QUINTA MALDIÇÃO: A PÉRGULA

 

Vitor de Athayde Couto

Os netinhos pediram pra vovó falar mais sobre a praça. Vó Branquinha abriu um sorriso de felicidade e recomeçou:

– Pois podem acreditar, esta praça já foi alegre, muito alegre. O chão não era esse campo minado por cachorros, ops, dogs, de donos, ops, de tutores mal educados e sem saco.

– Sem saco, vovó?

– Sim, Miguel. Sem saco pra coletar o descomer dos cachorros, ops, dogs. Além disso, a praça era muito bem iluminada pelos globos de vidro, fixados em lindos postes de ferro, galvanizados e finamente decorados.

– E onde esses postes foram parar, vovó? – perguntou Miguel.

– Dizem que roubaram todos; uns foram vendidos no ferro-velho, para fundição; outros foram entregues a receptadores e hoje decoram jardins das casas de novos ricos, pura ostentação neocaipira.

– E os globos, vovó?

– Os globos eram de vidro, Miguel; já não existem mais. Tudo foi quebrado, assim como foi destruída a belíssima pérgula das tartarugas. Era uma verdadeira obra de arte, feita de pequenos granitos poliédricos, idênticos aos do calçamento secular, e do piso da praça, igualmente destruídos. As pedras eram tão bem encaixadas que formavam estruturas harmonizadas com a água de uma fonte.

– Fonte, vovó?

– Sim, Estefânia, era a nossa fonte dos desejos, onde as pessoas jogavam moedas para ter sorte na vida. Agora, parece até que os hermopolitanos já não têm mais desejos. Nem projeto de cidade. Como só querem fazer pix, ficaram sem moedas, sem desejos e sem sorte. Mas a função da fonte era oxigenar a água, onde viviam pequenos peixes que alimentavam as tartarugas.

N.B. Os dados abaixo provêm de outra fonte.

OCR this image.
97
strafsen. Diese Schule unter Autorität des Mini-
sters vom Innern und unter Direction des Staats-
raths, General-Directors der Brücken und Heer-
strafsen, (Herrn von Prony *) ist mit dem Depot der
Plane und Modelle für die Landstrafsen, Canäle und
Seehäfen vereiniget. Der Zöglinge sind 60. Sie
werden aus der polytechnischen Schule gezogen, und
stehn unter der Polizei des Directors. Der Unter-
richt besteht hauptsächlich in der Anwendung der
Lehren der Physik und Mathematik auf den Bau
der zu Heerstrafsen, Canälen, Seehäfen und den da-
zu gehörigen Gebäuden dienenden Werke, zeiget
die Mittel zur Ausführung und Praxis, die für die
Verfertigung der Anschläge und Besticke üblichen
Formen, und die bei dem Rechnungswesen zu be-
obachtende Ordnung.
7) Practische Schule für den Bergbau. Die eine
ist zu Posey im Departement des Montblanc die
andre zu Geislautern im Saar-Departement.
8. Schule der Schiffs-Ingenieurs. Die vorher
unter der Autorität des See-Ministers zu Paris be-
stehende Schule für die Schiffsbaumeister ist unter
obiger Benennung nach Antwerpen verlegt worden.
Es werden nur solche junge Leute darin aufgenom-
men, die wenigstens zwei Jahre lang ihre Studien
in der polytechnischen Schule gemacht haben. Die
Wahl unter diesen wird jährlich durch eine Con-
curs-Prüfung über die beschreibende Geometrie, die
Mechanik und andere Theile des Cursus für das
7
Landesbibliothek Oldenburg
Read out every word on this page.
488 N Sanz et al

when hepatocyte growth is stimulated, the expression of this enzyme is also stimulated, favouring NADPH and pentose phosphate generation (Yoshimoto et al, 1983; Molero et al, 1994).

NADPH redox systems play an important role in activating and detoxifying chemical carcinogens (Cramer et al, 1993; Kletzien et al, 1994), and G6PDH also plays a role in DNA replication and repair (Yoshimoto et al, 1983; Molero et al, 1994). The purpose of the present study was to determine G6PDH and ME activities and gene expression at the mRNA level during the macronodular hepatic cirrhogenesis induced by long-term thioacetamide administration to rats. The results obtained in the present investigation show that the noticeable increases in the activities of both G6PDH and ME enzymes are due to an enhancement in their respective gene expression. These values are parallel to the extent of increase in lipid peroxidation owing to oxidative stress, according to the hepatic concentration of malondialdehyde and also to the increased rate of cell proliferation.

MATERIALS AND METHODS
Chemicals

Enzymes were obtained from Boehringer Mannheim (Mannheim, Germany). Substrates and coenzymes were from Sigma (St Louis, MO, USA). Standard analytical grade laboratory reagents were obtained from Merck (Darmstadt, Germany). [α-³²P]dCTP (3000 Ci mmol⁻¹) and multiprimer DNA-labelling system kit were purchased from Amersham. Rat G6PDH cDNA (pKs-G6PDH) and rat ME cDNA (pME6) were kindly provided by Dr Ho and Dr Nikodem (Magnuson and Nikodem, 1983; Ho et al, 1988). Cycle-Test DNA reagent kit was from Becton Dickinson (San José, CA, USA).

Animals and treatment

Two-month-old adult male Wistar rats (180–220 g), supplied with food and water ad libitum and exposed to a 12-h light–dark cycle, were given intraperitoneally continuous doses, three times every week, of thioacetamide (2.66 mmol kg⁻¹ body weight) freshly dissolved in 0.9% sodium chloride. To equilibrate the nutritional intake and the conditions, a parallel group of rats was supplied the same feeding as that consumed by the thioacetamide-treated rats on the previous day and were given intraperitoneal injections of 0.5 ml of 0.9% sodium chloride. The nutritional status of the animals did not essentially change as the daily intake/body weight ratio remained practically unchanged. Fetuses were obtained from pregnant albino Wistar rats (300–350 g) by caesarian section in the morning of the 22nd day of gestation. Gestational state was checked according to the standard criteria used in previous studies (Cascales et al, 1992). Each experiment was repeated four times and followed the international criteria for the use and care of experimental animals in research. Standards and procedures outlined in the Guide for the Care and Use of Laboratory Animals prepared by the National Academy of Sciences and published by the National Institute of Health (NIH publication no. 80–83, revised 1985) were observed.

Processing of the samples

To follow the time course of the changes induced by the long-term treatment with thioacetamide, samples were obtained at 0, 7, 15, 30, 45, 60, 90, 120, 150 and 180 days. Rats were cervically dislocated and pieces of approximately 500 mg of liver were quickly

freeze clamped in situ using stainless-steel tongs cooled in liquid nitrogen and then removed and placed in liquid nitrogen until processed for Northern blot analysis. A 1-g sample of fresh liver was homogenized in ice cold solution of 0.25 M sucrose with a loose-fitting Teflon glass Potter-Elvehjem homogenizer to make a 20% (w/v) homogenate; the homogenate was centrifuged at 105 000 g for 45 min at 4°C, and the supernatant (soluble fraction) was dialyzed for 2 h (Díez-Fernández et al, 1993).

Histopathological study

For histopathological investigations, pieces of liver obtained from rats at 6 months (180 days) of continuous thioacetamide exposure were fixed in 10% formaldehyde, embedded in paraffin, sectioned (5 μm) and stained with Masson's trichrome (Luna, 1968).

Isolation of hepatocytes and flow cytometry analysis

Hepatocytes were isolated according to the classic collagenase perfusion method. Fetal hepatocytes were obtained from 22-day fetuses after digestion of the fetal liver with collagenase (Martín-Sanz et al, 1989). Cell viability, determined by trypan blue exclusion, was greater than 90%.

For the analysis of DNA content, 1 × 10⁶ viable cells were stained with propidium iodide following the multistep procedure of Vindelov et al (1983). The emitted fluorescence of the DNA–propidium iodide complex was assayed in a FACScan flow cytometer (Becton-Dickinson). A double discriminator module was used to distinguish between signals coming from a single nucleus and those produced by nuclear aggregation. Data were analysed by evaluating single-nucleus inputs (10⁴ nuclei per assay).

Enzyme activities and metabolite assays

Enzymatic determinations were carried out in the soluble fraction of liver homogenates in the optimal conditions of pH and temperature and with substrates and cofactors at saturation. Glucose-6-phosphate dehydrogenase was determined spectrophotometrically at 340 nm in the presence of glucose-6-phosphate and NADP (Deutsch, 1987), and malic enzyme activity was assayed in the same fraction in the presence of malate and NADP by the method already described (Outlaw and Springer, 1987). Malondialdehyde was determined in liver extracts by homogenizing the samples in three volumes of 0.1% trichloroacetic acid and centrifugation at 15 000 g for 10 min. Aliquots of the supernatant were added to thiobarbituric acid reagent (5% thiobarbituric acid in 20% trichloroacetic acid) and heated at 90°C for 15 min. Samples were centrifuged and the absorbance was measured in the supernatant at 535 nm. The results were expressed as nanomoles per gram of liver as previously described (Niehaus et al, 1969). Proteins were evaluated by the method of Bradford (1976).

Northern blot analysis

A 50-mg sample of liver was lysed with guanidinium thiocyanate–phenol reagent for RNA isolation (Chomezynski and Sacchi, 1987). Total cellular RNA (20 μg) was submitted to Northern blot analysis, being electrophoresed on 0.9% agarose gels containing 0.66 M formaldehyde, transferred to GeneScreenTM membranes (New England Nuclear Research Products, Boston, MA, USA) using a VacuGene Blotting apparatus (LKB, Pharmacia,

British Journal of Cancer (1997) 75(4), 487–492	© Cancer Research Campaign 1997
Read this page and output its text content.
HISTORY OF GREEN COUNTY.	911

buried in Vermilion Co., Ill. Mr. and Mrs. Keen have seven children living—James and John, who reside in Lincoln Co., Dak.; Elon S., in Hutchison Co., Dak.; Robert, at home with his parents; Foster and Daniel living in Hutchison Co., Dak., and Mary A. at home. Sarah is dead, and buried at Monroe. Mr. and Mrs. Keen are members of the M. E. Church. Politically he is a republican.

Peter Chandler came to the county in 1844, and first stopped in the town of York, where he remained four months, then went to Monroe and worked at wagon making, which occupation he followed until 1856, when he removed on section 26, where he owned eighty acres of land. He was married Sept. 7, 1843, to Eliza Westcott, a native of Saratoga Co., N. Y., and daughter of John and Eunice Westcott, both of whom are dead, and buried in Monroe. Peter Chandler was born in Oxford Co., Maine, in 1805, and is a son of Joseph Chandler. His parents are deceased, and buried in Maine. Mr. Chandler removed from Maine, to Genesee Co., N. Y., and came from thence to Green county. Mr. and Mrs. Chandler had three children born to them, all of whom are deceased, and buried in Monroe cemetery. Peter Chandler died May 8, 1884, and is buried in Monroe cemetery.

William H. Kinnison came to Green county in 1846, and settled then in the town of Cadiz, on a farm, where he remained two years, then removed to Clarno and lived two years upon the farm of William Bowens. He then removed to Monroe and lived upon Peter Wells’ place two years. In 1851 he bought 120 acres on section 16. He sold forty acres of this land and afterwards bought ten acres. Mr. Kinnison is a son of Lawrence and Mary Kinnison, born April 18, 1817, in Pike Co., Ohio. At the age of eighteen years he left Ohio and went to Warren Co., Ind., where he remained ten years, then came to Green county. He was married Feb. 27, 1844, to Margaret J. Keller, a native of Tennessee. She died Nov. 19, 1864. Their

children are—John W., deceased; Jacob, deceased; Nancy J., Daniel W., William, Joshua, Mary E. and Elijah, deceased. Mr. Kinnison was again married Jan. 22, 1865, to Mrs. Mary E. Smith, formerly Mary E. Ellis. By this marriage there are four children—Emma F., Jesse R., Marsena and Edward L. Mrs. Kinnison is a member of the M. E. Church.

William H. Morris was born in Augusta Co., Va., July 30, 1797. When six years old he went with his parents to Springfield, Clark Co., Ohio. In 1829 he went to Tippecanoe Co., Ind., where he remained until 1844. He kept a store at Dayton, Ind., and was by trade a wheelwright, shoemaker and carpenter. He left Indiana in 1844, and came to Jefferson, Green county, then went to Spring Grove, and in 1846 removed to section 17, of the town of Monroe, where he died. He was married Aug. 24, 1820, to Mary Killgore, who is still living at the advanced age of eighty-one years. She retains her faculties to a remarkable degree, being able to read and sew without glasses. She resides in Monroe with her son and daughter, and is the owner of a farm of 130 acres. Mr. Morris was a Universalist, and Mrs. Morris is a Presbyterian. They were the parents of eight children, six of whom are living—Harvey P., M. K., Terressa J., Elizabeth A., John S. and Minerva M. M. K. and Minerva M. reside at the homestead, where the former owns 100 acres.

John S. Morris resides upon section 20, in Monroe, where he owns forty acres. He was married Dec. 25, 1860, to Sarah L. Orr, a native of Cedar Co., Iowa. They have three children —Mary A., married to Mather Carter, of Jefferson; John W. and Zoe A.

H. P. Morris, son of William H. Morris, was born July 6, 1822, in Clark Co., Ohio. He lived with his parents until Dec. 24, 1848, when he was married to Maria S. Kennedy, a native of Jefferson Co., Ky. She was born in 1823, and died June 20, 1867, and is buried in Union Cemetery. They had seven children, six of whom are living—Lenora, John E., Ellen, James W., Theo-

– Havia muitas tartarugas? O oxigênio era suficiente para todas elas, inclusive os peixes? – perguntou Margarida.

– Não eram muitas as tartarugas. Acho que não passavam de meia dúzia. Mas, não se preocupe. As tartarugas não consomem o oxigênio da água. Assim como as baleias, elas respiram pelos pulmões, como nós também. Por isso elas sempre vêm à tona para respirar.

– E, durante o dia, a água não ficava aquecida pelo Sol?

– Não, Margarida. Para evitar isso é que existia a pérgula, um lindo caramanchão feito em madeira de lei bem trabalhada, coberto com buganvílias de variadas cores. Além da beleza, esse conjunto também tinha a função de dar sombra, impedindo que a água ficasse aquecida.

– Meu Deus! – exclamaram todos. – E o povo permitiu que os políticos destruíssem tudo isso?

– Isso é o que vamos saber na sexta maldição, quando o povo, revoltado, provocou um grande incêndio em frente à prefeitura municipal.